Pourquoi nous trouvons un sens aux coïncidences Entretien avec Nicolas Gauvrit

Rencontrer quelqu’un qui a la même date d’anniversaire que nous, faire 
un rêve prémonitoire... Certaines coïncidences semblent porteuses d’un sens caché, ou révélatrices de lois mystérieuses. Hélas, une approche statistique désenchante ces prodiges...

Dans votre ouvrage, Certaines coïncidences paraissent si stupéfiantes qu’on refuse de les imputer au hasard, et qu’on leur cherche une signification. Mais selon vous, il s’agit d’un manque de perception du contexte…

Nous avons une vision locale, à la fois dans le temps et dans l’espace. Avec un regard global, les coïncidences ne sont pas si étonnantes. Et puis surtout, on ne se pose pas d’emblée les bonnes questions. Prenons le paradoxe des anniversaires : parmi 25 personnes, quelle est la probabilité pour que deux aient la même date d’anniversaire ? Pour y répondre, on est tenté d’utiliser une heuristique, un raisonnement simplifié, pour se demander quelle est la probabilité pour que, parmi 25 personnes, une autre ait la même date d’anniversaire que nous.

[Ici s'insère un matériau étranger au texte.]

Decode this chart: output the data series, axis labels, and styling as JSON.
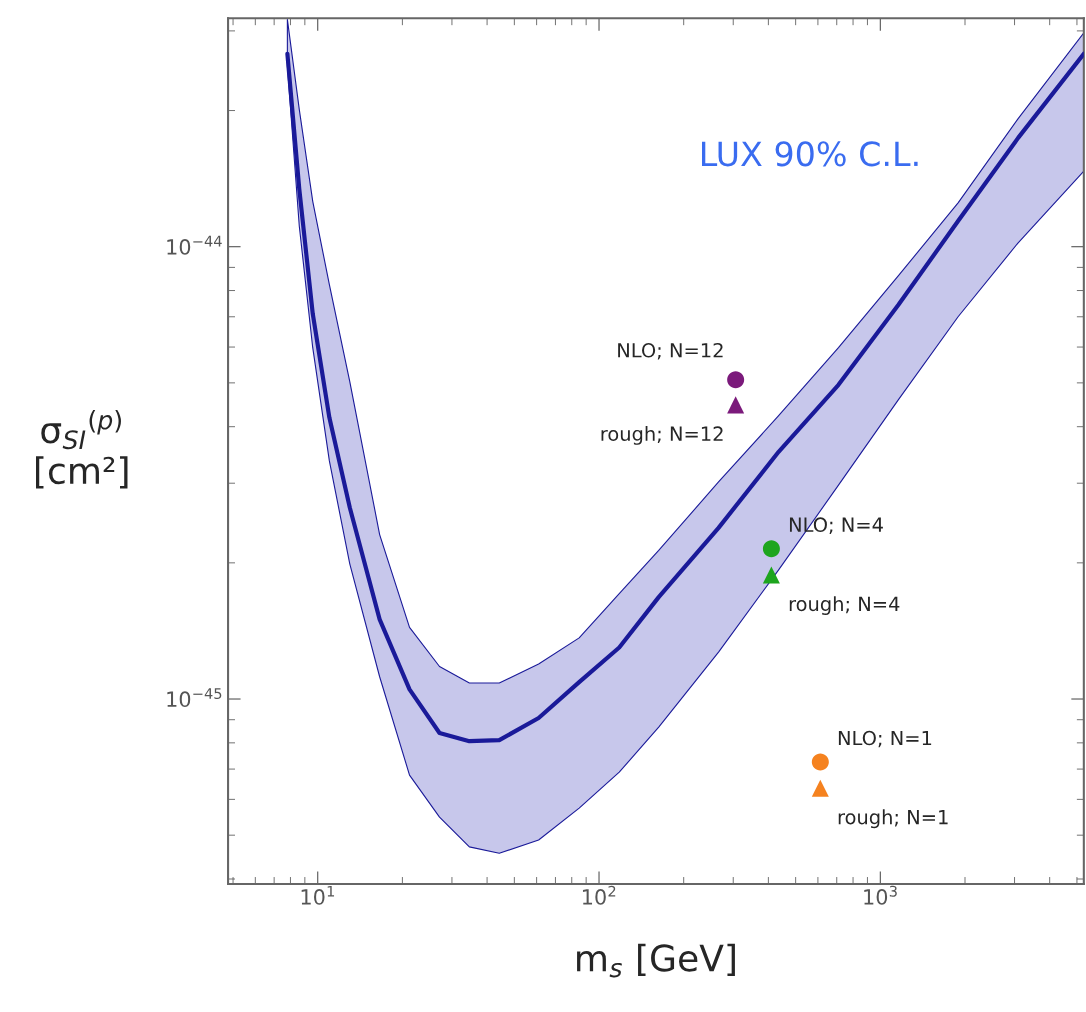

Le résultat est assez faible, puisqu’on réduit le problème à une seule date possible, notre date de naissance. La probabilité pour qu’une personne parmi 24 ait la même date de naissance que moi n’est que de 6,3 %. En revanche, il y a une chance sur deux pour que deux anniversaires coïncident parmi 25 personnes. Mais ce n’est pas du tout la même question.

Vous citez aussi l’exemple d’une femme, Violet Jessop, qui a survécu à 3 naufrages, dont celui du Titanic. Cela paraît extraordinaire, et en fin de compte pas du tout.

Le problème vient du fait qu’on manque d’informations, et qu’on remplit les trous avec des éléments par défaut qui paraissent probables et sous-entendus. Quand on apprend sans autre précision qu’une personne a survécu au naufrage du Titanic et à deux autres naufrages, on imagine que ceux-ci sont comparables à celui du Titanic, ce qui n’est pas du tout le cas, puisque l’un d’eux a fait peu de victimes, et l’autre pas du tout. De plus, on pense que Violet Jessop n’a rien de particulier. Alors qu’elle travaillait pour la compagnie de ces trois navires.

Vous dites aussi qu’en décryptant les événements du 11  septembre, on peut trouver beaucoup de 11, d’où la tentation d’y voir un complot ou un signe du destin. Mais, pour vous, il n’y a rien d’extraordinaire là-dedans…

C’est valable pour toute la numérologie et les nombres fétiches. On trouve aussi des centaines de 19 dans le Coran, de 7 dans la Bible, ou en tout cas leurs multiples, ce qui n’est guère étonnant statistiquement.